Toujours est-il que deux faits marquants ont retenu l'attention de la presse. Tout d'abord, la faiblesse de la mobilisation. Sans doute que la météo défavorable, mais aussi l’absence des leaders emprisonnés et surtout la peur des arrestations ont joué leur rôle. Sauf qu'en l'occurrence, selon le site OVDINFO, spécialisé dans la veille des activités policières, 290 personnes seulement ont été interpellées à travers le pays. Un chiffre très inférieur aux milliers d’arrestations des deux précédentes journées d'action. C'est là, donc, l'autre fait marquant : la relative clémence des autorités, particulièrement évidente notamment à Moscou, où aucune arrestation n’a été observée. Un pari ou plus exactement un changement de tactique de la part des autorités toutefois éphémère, puisqu'une dizaine de manifestants pro-Navalny qui tentaient, dimanche, de répéter l’action de la veille ont, eux, été immédiatement et brutalement embarqués par la police aux abords du Kremlin.

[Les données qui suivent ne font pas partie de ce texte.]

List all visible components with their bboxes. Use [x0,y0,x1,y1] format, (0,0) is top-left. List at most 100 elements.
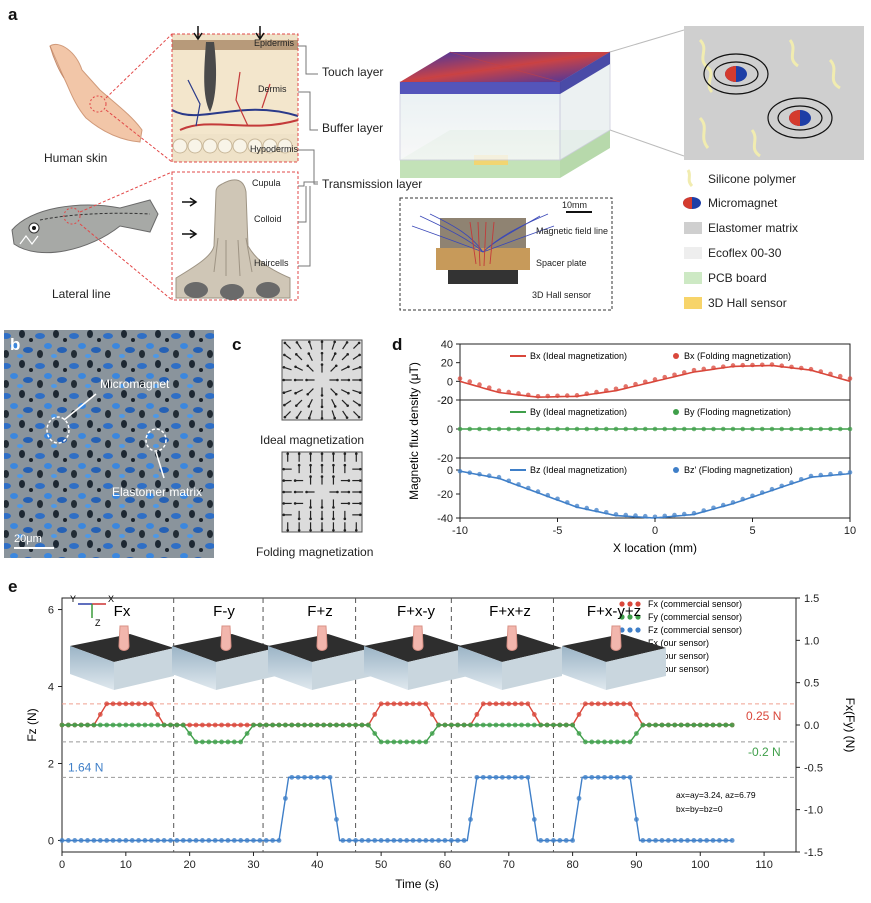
series-point [486,385,492,390]
magnetization-arrow [283,389,292,394]
series-point [282,795,288,801]
magnetization-arrowhead [320,506,324,509]
series-point [691,838,697,843]
series-point [525,701,531,707]
legend-dot [635,614,641,620]
series-point [493,774,499,780]
series-point [200,722,205,728]
series-point [551,838,556,843]
series-point [487,722,493,728]
series-point [665,722,671,728]
series-point [627,739,633,745]
series-point [704,722,710,728]
series-point [85,722,90,728]
x-tick-label: 5 [749,525,755,537]
panel-a-legend [683,169,702,309]
y2-tick-label: 1.0 [804,635,819,647]
y-tick-label: 4 [48,682,54,694]
panel-label-b: b [10,335,20,354]
magnetization-arrow [352,354,360,360]
magnetization-arrowhead [283,415,287,419]
series-point [828,471,833,477]
series-point [837,471,843,476]
series-point [759,490,765,495]
series-point [662,426,668,432]
magnetization-arrowhead [358,391,362,394]
series-point [486,426,492,432]
series-point [365,838,371,843]
series-point [200,838,205,843]
series-point [340,722,346,728]
series-point [759,426,765,432]
series-point [238,722,244,728]
magnetization-arrowhead [347,479,351,482]
transmission-layer-label: Transmission layer [322,177,422,191]
series-point [506,701,512,707]
y-tick-label: 2 [48,758,54,770]
inset-title: F+x-y+z [587,603,641,620]
series-point [750,426,755,432]
cube-right [312,648,372,690]
magnetization-arrowhead [358,403,361,407]
magnetization-arrowhead [286,452,290,456]
series-point [613,512,619,517]
magnetization-arrow [307,365,314,372]
skin-cross-section [105,26,299,163]
y2-tick-label: -0.5 [804,762,823,774]
magnetization-arrowhead [282,391,286,394]
series-point [391,838,397,843]
series-point [353,838,358,843]
sensor-cube-inset [364,625,468,690]
layer-connectors [298,45,318,267]
series-point [448,722,454,728]
series-point [512,774,518,780]
series-point [506,426,512,432]
series-point [525,485,531,491]
series-point [97,712,103,717]
series-point [512,722,518,728]
series-point [263,722,269,728]
series-point [104,701,110,707]
series-point [818,369,824,374]
series-point [282,722,288,728]
series-point [410,701,416,707]
series-point [477,471,482,477]
series-point [65,722,71,728]
series-point [85,838,90,843]
series-point [837,373,843,379]
series-point [457,376,463,381]
series-point [142,838,148,843]
magnetization-arrow [352,366,361,371]
series-point [720,502,726,508]
series-point [496,388,502,393]
series-point [595,739,601,745]
finger-tip [412,625,424,651]
magnetization-arrowhead [333,405,337,408]
colloid-label: Colloid [254,214,282,224]
axis-z-label: Z [95,618,101,628]
inset-title: Fx [114,603,131,620]
legend-micromagnet: Micromagnet [708,196,778,210]
series-point [404,701,410,707]
magnetization-arrowhead [320,351,324,355]
x-tick-label: -10 [452,525,468,537]
legend-dot [619,601,625,607]
magnetization-arrow [295,353,303,361]
magnetization-arrowhead [308,416,311,420]
series-point [78,722,84,728]
series-point [633,426,638,432]
legend-dot [619,614,625,620]
series-point [563,838,569,843]
series-point [468,722,473,728]
series-point [574,426,580,432]
series-point [206,722,212,728]
scale-10mm: 10mm [562,200,587,210]
magnetization-arrowhead [334,392,338,396]
magnetization-arrowhead [358,467,362,471]
series-point [828,426,833,432]
magnetization-arrowhead [358,378,362,382]
series-point [129,701,135,707]
series-point [652,514,658,520]
legend-label: Fy (our sensor) [648,651,709,661]
series-point [334,722,339,728]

En Autriche, à présent, à huit jours des élections législatives, la campagne de la gauche se retrouve torpillée par un scandale. «Débâcle», «catastrophe industrielle», «torrent de boue», voilà pour quelques-uns des titres à la Une des journaux. La campagne pour les législatives se retrouve, en effet, prise de convulsions après des révélations qui secouent le parti social-démocrate (SPÖ) au pouvoir, mis en cause dans une occulte opération de calomnies contre le favori des sondages, le jeune ministre des Affaires étrangères, issu du parti conservateur (ÖVP). Deux fausses pages Facebook sont apparues cers derniers jours, colportant des ragots à propos de l’étoile montante de la politique, avec les codes visuels racoleurs et les montages grossiers désormais typiques des «fake news». L'une de ces pages Facebook, aux relents xénophobes et antisémites, était très clairement destiné à détourner du candidat conservateur les partisans de l’extrême droite, en présentant le ministre comme un «immigrationiste», prêt à ouvrir les frontières du pays. Or les témoignages et indices qui se succèdent pointent aujourd'hui les agissements de proches de l’équipe de campagne social-démocrate. Un pari douteux qui laisse pantois les commentateurs politiques. «La sale campagne», titre ainsi encore ce matin DIE PRESSE. Il faut dire que l’affaire éclate avant une élection que le SPÖ avait déjà quasiment perdu tout espoir de remporter, les sociaux-démocrates bataillant surtout pour décrocher, en réalité, la seconde place, également convoitée par le FPÖ, la formation d’extrême droite.

Enfin un dernier pari risqué ce matin, celui de Shinzo Abe au Japon. Après un été qui avait vu sa popularité chuter en raison de deux scandales de trafic d’influence, le Premier Ministre avait réussi à redresser la barre grâce à sa capacité à utiliser la crise nord-coréenne pour se présenter comme un pilier de stabilité. Et c'est ainsi qu'il y a quelques jours, Shinzo Abe a annoncé la tenue d'élections législatives anticipées, le 22 octobre prochain. Hier soir, lors d'un débat télévisé, il a encore promis de mettre «toute la pression» possible sur Pyongyang. Sauf que le cynisme de Shinzo Abe, utilisant cette situation tendue pour son propre profit, est aujourd'hui l’objet de nombreuses critiques. Ce calcul opportuniste pourrait se révéler malsain pour la démocratie, estime notamment un doctorant à l’Université de Tokyo, interrogé dans les colonnes du TEMPS. La décision du premier ministre a notamment précipité un réalignement de l’opposition, autour de la populaire maire de Tokyo, laquelle partage, en réalité, beaucoup des opinions nationalistes du premier ministre, poussant ainsi ce dernier un peu plus encore vers la droite. De sorte que la gauche japonaise pourrait être le grand perdant de toute cette affaire.